The material on the show is so heavy, and the stakes are so high. What’s the energy like on set?
Oh, we have a lot of fun. We’re absolutely bananas. Pete and Betsey Beers and Shonda, they did a really great job of finding a bunch of young adults that really get along and bring a certain chemistry to the set. My cast mates are all very decent and loving people, which makes for a very positive experience on set, especially when you’re hacking up charred remains and throwing bodies in dumpsters. When we’re exploring these sort of stories, it’s important to have a lot of fun on set. Matt McGorry is hilarious — he’s always cracking jokes. And Elsie is goofy, too.

What’s it like working with Viola?
She’s full of emotion, but she’s also so down-to-earth. But she lets it go when we take a break. She’s got to — she’s got these huge mouthfuls and court scenes and lecture-hall scenes, and when she fumbles up a line, she’s the first to laugh about it, to crack a joke at her own expense.

How much do they reveal to you guys ahead of time?
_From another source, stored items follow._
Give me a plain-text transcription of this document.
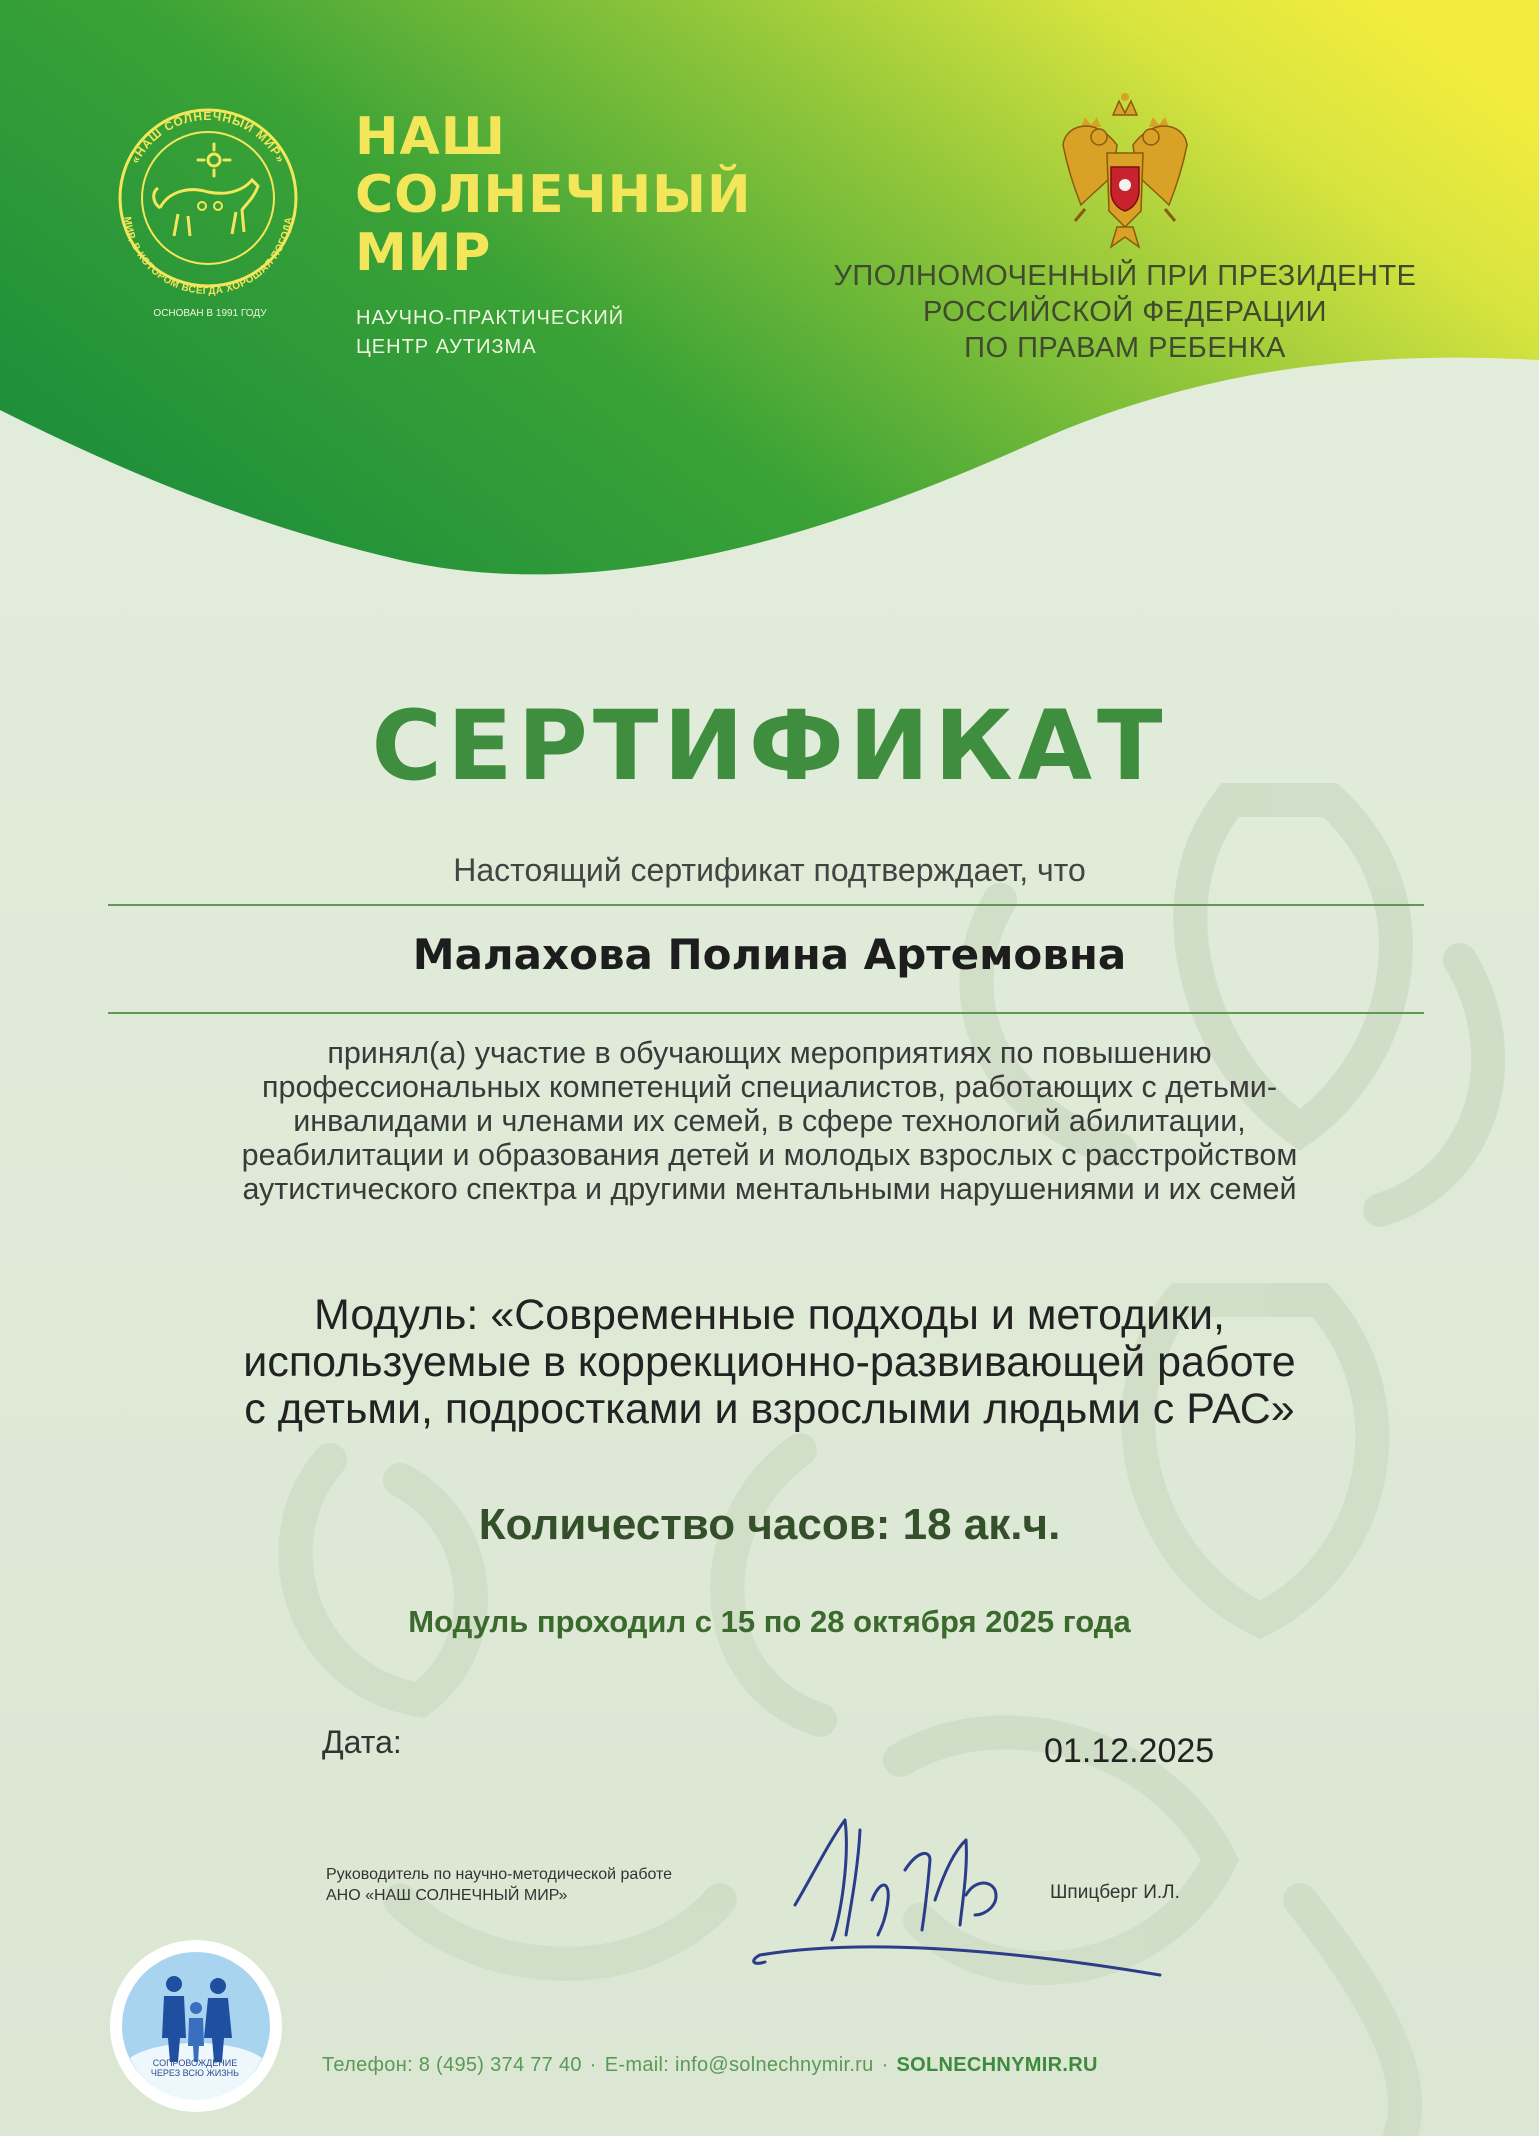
«НАШ СОЛНЕЧНЫЙ МИР»
МИР, В КОТОРОМ ВСЕГДА ХОРОШАЯ ПОГОДА
НАШ
СОЛНЕЧНЫЙ
МИР
НАУЧНО-ПРАКТИЧЕСКИЙ
ЦЕНТР АУТИЗМА
ОСНОВАН В 1991 ГОДУ
УПОЛНОМОЧЕННЫЙ ПРИ ПРЕЗИДЕНТЕ
РОССИЙСКОЙ ФЕДЕРАЦИИ
ПО ПРАВАМ РЕБЕНКА
СЕРТИФИКАТ
Настоящий сертификат подтверждает, что
Малахова Полина Артемовна
принял(а) участие в обучающих мероприятиях по повышению
профессиональных компетенций специалистов, работающих с детьми-
инвалидами и членами их семей, в сфере технологий абилитации,
реабилитации и образования детей и молодых взрослых с расстройством
аутистического спектра и другими ментальными нарушениями и их семей
Модуль: «Современные подходы и методики,
используемые в коррекционно-развивающей работе
с детьми, подростками и взрослыми людьми с РАС»
Количество часов: 18 ак.ч.
Модуль проходил с 15 по 28 октября 2025 года
Дата:	01.12.2025
Руководитель по научно-методической работе
АНО «НАШ СОЛНЕЧНЫЙ МИР»	Шпицберг И.Л.
СОПРОВОЖДЕНИЕ
ЧЕРЕЗ ВСЮ ЖИЗНЬ	Телефон: 8 (495) 374 77 40 · E-mail: info@solnechnymir.ru · SOLNECHNYMIR.RU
Or are you learning along with us?
We’re learning along the way — or at least I am. We pretty much learn everything at the table reads, which are usually a couple days before we start shooting. And there are always jaw-droppers. We’re experiencing what the audience is experiencing as they watch. But I will say, at every table read, I immediately flip through the scripts and make sure there are no scenes where Connor dies. Hasn’t happened so far. But I’m just waiting for that moment. No, thanks!

Have they told you anything about season two?
They have not. But I have to admit: If they had, I would totally lie to you and say they hadn’t. But with this finale, we’re all in for a wild ride. It’s going to be crazy, and I’m so excited because I’m in New York this week, so I’ll be watching it in real time for the first time, tweeting and answering questions from fans. It’s going to be an insane two hours. It’s going to be bananas!